Exhibit C - Labor Force Participation Rate
The participation rate continues to drop, and now appears to match the job market participation rate of the economic rough times of 1978-9. Note that the participation rate peeked some time during the top of the NASDAQ bubble and has steadily deteriorated, thereafter.
Source: U.S. Department of Labor
Personal incomes, another important measurement used to forecast future total output, weighs heavily in an economy dependent upon approximately 70% of its GDP derived from consumer spending.
The graph, below, exhibit D, comes courtesy of OfTwoMinds blog.
"There are two noteworthy points in this chart," explains Charles Hugh-Smith of OfTwoMinds blog. "One is that real personal income has been negative for the past five years, with one tax-related spike in late 2012 as those who could do so reported income in 2012 rather than 2013 to take advantage of the lower tax rates that expired in 2012."

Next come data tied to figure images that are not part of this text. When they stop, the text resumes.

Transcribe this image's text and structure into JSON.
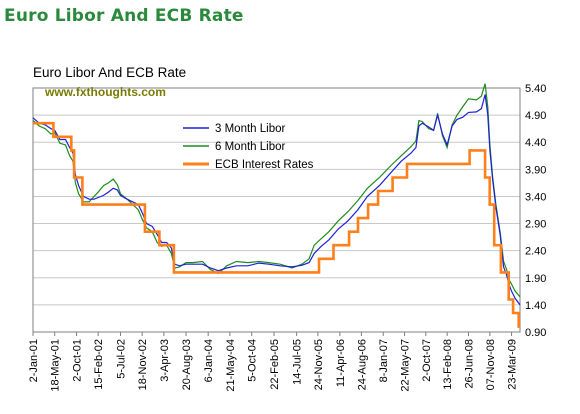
{
  "banner": {
    "title": "Euro Libor And ECB Rate"
  },
  "chart_data": {
    "type": "line",
    "title": "Euro Libor And ECB Rate",
    "watermark": "www.fxthoughts.com",
    "xlabel": "",
    "ylabel": "",
    "ylim": [
      0.9,
      5.4
    ],
    "yticks": [
      "5.40",
      "4.90",
      "4.40",
      "3.90",
      "3.40",
      "2.90",
      "2.40",
      "1.90",
      "1.40",
      "0.90"
    ],
    "xlim": [
      "2001-01-02",
      "2009-05-15"
    ],
    "grid": "horizontal",
    "legend_position": "center-top",
    "xticks": [
      {
        "date": "2001-01-02",
        "label": "2-Jan-01"
      },
      {
        "date": "2001-05-18",
        "label": "18-May-01"
      },
      {
        "date": "2001-10-02",
        "label": "2-Oct-01"
      },
      {
        "date": "2002-02-15",
        "label": "15-Feb-02"
      },
      {
        "date": "2002-07-05",
        "label": "5-Jul-02"
      },
      {
        "date": "2002-11-18",
        "label": "18-Nov-02"
      },
      {
        "date": "2003-04-03",
        "label": "3-Apr-03"
      },
      {
        "date": "2003-08-20",
        "label": "20-Aug-03"
      },
      {
        "date": "2004-01-06",
        "label": "6-Jan-04"
      },
      {
        "date": "2004-05-21",
        "label": "21-May-04"
      },
      {
        "date": "2004-10-05",
        "label": "5-Oct-04"
      },
      {
        "date": "2005-02-22",
        "label": "22-Feb-05"
      },
      {
        "date": "2005-07-14",
        "label": "14-Jul-05"
      },
      {
        "date": "2005-11-24",
        "label": "24-Nov-05"
      },
      {
        "date": "2006-04-11",
        "label": "11-Apr-06"
      },
      {
        "date": "2006-08-24",
        "label": "24-Aug-06"
      },
      {
        "date": "2007-01-08",
        "label": "8-Jan-07"
      },
      {
        "date": "2007-05-22",
        "label": "22-May-07"
      },
      {
        "date": "2007-10-02",
        "label": "2-Oct-07"
      },
      {
        "date": "2008-02-13",
        "label": "13-Feb-08"
      },
      {
        "date": "2008-06-26",
        "label": "26-Jun-08"
      },
      {
        "date": "2008-11-07",
        "label": "07-Nov-08"
      },
      {
        "date": "2009-03-23",
        "label": "23-Mar-09"
      }
    ],
    "series": [
      {
        "name": "3 Month Libor",
        "color": "#1f1fd6",
        "step": false,
        "points": [
          [
            "2001-01-02",
            4.85
          ],
          [
            "2001-02-10",
            4.75
          ],
          [
            "2001-03-20",
            4.72
          ],
          [
            "2001-04-25",
            4.65
          ],
          [
            "2001-05-18",
            4.62
          ],
          [
            "2001-06-20",
            4.45
          ],
          [
            "2001-07-25",
            4.45
          ],
          [
            "2001-08-20",
            4.3
          ],
          [
            "2001-09-10",
            4.2
          ],
          [
            "2001-09-25",
            3.8
          ],
          [
            "2001-10-15",
            3.6
          ],
          [
            "2001-11-15",
            3.4
          ],
          [
            "2001-12-20",
            3.35
          ],
          [
            "2002-01-20",
            3.35
          ],
          [
            "2002-02-15",
            3.38
          ],
          [
            "2002-03-20",
            3.42
          ],
          [
            "2002-04-20",
            3.48
          ],
          [
            "2002-05-20",
            3.55
          ],
          [
            "2002-06-15",
            3.52
          ],
          [
            "2002-07-05",
            3.42
          ],
          [
            "2002-08-15",
            3.35
          ],
          [
            "2002-09-20",
            3.3
          ],
          [
            "2002-10-25",
            3.25
          ],
          [
            "2002-11-18",
            3.1
          ],
          [
            "2002-12-15",
            2.9
          ],
          [
            "2003-01-20",
            2.85
          ],
          [
            "2003-02-20",
            2.7
          ],
          [
            "2003-03-20",
            2.55
          ],
          [
            "2003-04-20",
            2.55
          ],
          [
            "2003-05-20",
            2.45
          ],
          [
            "2003-06-10",
            2.15
          ],
          [
            "2003-07-10",
            2.12
          ],
          [
            "2003-08-20",
            2.15
          ],
          [
            "2003-10-01",
            2.15
          ],
          [
            "2003-12-01",
            2.15
          ],
          [
            "2004-01-20",
            2.08
          ],
          [
            "2004-03-10",
            2.03
          ],
          [
            "2004-05-01",
            2.08
          ],
          [
            "2004-07-01",
            2.12
          ],
          [
            "2004-09-10",
            2.12
          ],
          [
            "2004-11-20",
            2.17
          ],
          [
            "2005-01-20",
            2.15
          ],
          [
            "2005-04-01",
            2.12
          ],
          [
            "2005-06-15",
            2.1
          ],
          [
            "2005-08-15",
            2.13
          ],
          [
            "2005-09-30",
            2.18
          ],
          [
            "2005-11-01",
            2.35
          ],
          [
            "2005-12-15",
            2.48
          ],
          [
            "2006-02-01",
            2.6
          ],
          [
            "2006-04-01",
            2.8
          ],
          [
            "2006-06-01",
            2.95
          ],
          [
            "2006-08-01",
            3.15
          ],
          [
            "2006-10-01",
            3.4
          ],
          [
            "2006-12-15",
            3.6
          ],
          [
            "2007-03-01",
            3.85
          ],
          [
            "2007-05-01",
            4.05
          ],
          [
            "2007-07-01",
            4.2
          ],
          [
            "2007-08-01",
            4.3
          ],
          [
            "2007-08-20",
            4.7
          ],
          [
            "2007-09-10",
            4.75
          ],
          [
            "2007-10-20",
            4.68
          ],
          [
            "2007-11-20",
            4.62
          ],
          [
            "2007-12-15",
            4.9
          ],
          [
            "2008-01-15",
            4.55
          ],
          [
            "2008-02-13",
            4.35
          ],
          [
            "2008-03-15",
            4.7
          ],
          [
            "2008-04-15",
            4.82
          ],
          [
            "2008-05-20",
            4.86
          ],
          [
            "2008-06-26",
            4.95
          ],
          [
            "2008-08-15",
            4.96
          ],
          [
            "2008-09-15",
            5.02
          ],
          [
            "2008-10-08",
            5.28
          ],
          [
            "2008-10-25",
            4.9
          ],
          [
            "2008-11-07",
            4.25
          ],
          [
            "2008-11-25",
            3.7
          ],
          [
            "2008-12-15",
            3.2
          ],
          [
            "2009-01-10",
            2.7
          ],
          [
            "2009-02-01",
            2.1
          ],
          [
            "2009-02-20",
            1.95
          ],
          [
            "2009-03-10",
            1.75
          ],
          [
            "2009-03-23",
            1.65
          ],
          [
            "2009-04-15",
            1.52
          ],
          [
            "2009-05-15",
            1.4
          ]
        ]
      },
      {
        "name": "6 Month Libor",
        "color": "#1f8c1f",
        "step": false,
        "points": [
          [
            "2001-01-02",
            4.8
          ],
          [
            "2001-02-10",
            4.7
          ],
          [
            "2001-03-20",
            4.65
          ],
          [
            "2001-04-25",
            4.55
          ],
          [
            "2001-05-18",
            4.58
          ],
          [
            "2001-06-20",
            4.38
          ],
          [
            "2001-07-25",
            4.35
          ],
          [
            "2001-08-20",
            4.15
          ],
          [
            "2001-09-10",
            4.05
          ],
          [
            "2001-09-25",
            3.65
          ],
          [
            "2001-10-15",
            3.45
          ],
          [
            "2001-11-15",
            3.3
          ],
          [
            "2001-12-20",
            3.3
          ],
          [
            "2002-01-20",
            3.4
          ],
          [
            "2002-02-15",
            3.48
          ],
          [
            "2002-03-20",
            3.6
          ],
          [
            "2002-04-20",
            3.65
          ],
          [
            "2002-05-20",
            3.72
          ],
          [
            "2002-06-15",
            3.62
          ],
          [
            "2002-07-05",
            3.45
          ],
          [
            "2002-08-15",
            3.35
          ],
          [
            "2002-09-20",
            3.25
          ],
          [
            "2002-10-25",
            3.15
          ],
          [
            "2002-11-18",
            2.98
          ],
          [
            "2002-12-15",
            2.82
          ],
          [
            "2003-01-20",
            2.75
          ],
          [
            "2003-02-20",
            2.55
          ],
          [
            "2003-03-20",
            2.48
          ],
          [
            "2003-04-20",
            2.5
          ],
          [
            "2003-05-20",
            2.35
          ],
          [
            "2003-06-10",
            2.08
          ],
          [
            "2003-07-10",
            2.1
          ],
          [
            "2003-08-20",
            2.18
          ],
          [
            "2003-10-01",
            2.18
          ],
          [
            "2003-12-01",
            2.2
          ],
          [
            "2004-01-20",
            2.05
          ],
          [
            "2004-03-10",
            1.98
          ],
          [
            "2004-05-01",
            2.12
          ],
          [
            "2004-07-01",
            2.2
          ],
          [
            "2004-09-10",
            2.18
          ],
          [
            "2004-11-20",
            2.2
          ],
          [
            "2005-01-20",
            2.18
          ],
          [
            "2005-04-01",
            2.15
          ],
          [
            "2005-06-15",
            2.08
          ],
          [
            "2005-08-15",
            2.15
          ],
          [
            "2005-09-30",
            2.25
          ],
          [
            "2005-11-01",
            2.5
          ],
          [
            "2005-12-15",
            2.62
          ],
          [
            "2006-02-01",
            2.75
          ],
          [
            "2006-04-01",
            2.95
          ],
          [
            "2006-06-01",
            3.12
          ],
          [
            "2006-08-01",
            3.32
          ],
          [
            "2006-10-01",
            3.55
          ],
          [
            "2006-12-15",
            3.75
          ],
          [
            "2007-03-01",
            3.98
          ],
          [
            "2007-05-01",
            4.15
          ],
          [
            "2007-07-01",
            4.32
          ],
          [
            "2007-08-01",
            4.42
          ],
          [
            "2007-08-20",
            4.8
          ],
          [
            "2007-09-10",
            4.78
          ],
          [
            "2007-10-20",
            4.65
          ],
          [
            "2007-11-20",
            4.62
          ],
          [
            "2007-12-15",
            4.93
          ],
          [
            "2008-01-15",
            4.52
          ],
          [
            "2008-02-13",
            4.3
          ],
          [
            "2008-03-15",
            4.72
          ],
          [
            "2008-04-15",
            4.9
          ],
          [
            "2008-05-20",
            5.05
          ],
          [
            "2008-06-26",
            5.2
          ],
          [
            "2008-08-15",
            5.18
          ],
          [
            "2008-09-15",
            5.25
          ],
          [
            "2008-10-08",
            5.48
          ],
          [
            "2008-10-25",
            5.05
          ],
          [
            "2008-11-07",
            4.35
          ],
          [
            "2008-11-25",
            3.75
          ],
          [
            "2008-12-15",
            3.25
          ],
          [
            "2009-01-10",
            2.75
          ],
          [
            "2009-02-01",
            2.2
          ],
          [
            "2009-02-20",
            2.05
          ],
          [
            "2009-03-10",
            1.85
          ],
          [
            "2009-03-23",
            1.78
          ],
          [
            "2009-04-15",
            1.65
          ],
          [
            "2009-05-15",
            1.55
          ]
        ]
      },
      {
        "name": "ECB Interest Rates",
        "color": "#ff7f1a",
        "step": true,
        "points": [
          [
            "2001-01-02",
            4.75
          ],
          [
            "2001-05-10",
            4.5
          ],
          [
            "2001-08-30",
            4.25
          ],
          [
            "2001-09-17",
            3.75
          ],
          [
            "2001-11-08",
            3.25
          ],
          [
            "2002-12-05",
            2.75
          ],
          [
            "2003-03-06",
            2.5
          ],
          [
            "2003-06-05",
            2.0
          ],
          [
            "2005-12-01",
            2.25
          ],
          [
            "2006-03-02",
            2.5
          ],
          [
            "2006-06-08",
            2.75
          ],
          [
            "2006-08-03",
            3.0
          ],
          [
            "2006-10-05",
            3.25
          ],
          [
            "2006-12-07",
            3.5
          ],
          [
            "2007-03-08",
            3.75
          ],
          [
            "2007-06-06",
            4.0
          ],
          [
            "2008-07-03",
            4.25
          ],
          [
            "2008-10-08",
            3.75
          ],
          [
            "2008-11-06",
            3.25
          ],
          [
            "2008-12-04",
            2.5
          ],
          [
            "2009-01-15",
            2.0
          ],
          [
            "2009-03-05",
            1.5
          ],
          [
            "2009-04-02",
            1.25
          ],
          [
            "2009-05-07",
            1.0
          ],
          [
            "2009-05-15",
            1.0
          ]
        ]
      }
    ]
  }
}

He adds, "The second point is that every time the black line (the 6-month annualized rate of change) of real personal income fell below 0% (that is, went negative), a recession occurred."
Now, let's look at corporate earnings, a predictor of an employer's proclivity and ability to hire more full-time workers.
There, the most recent guidance from companies which make up the S&P 500 don't look any better than employment or personal income trends.
Of the companies which make up the S&P 500, approximately 90% has issued negative guidance regarding earnings, according to Thompson I/B/E/S.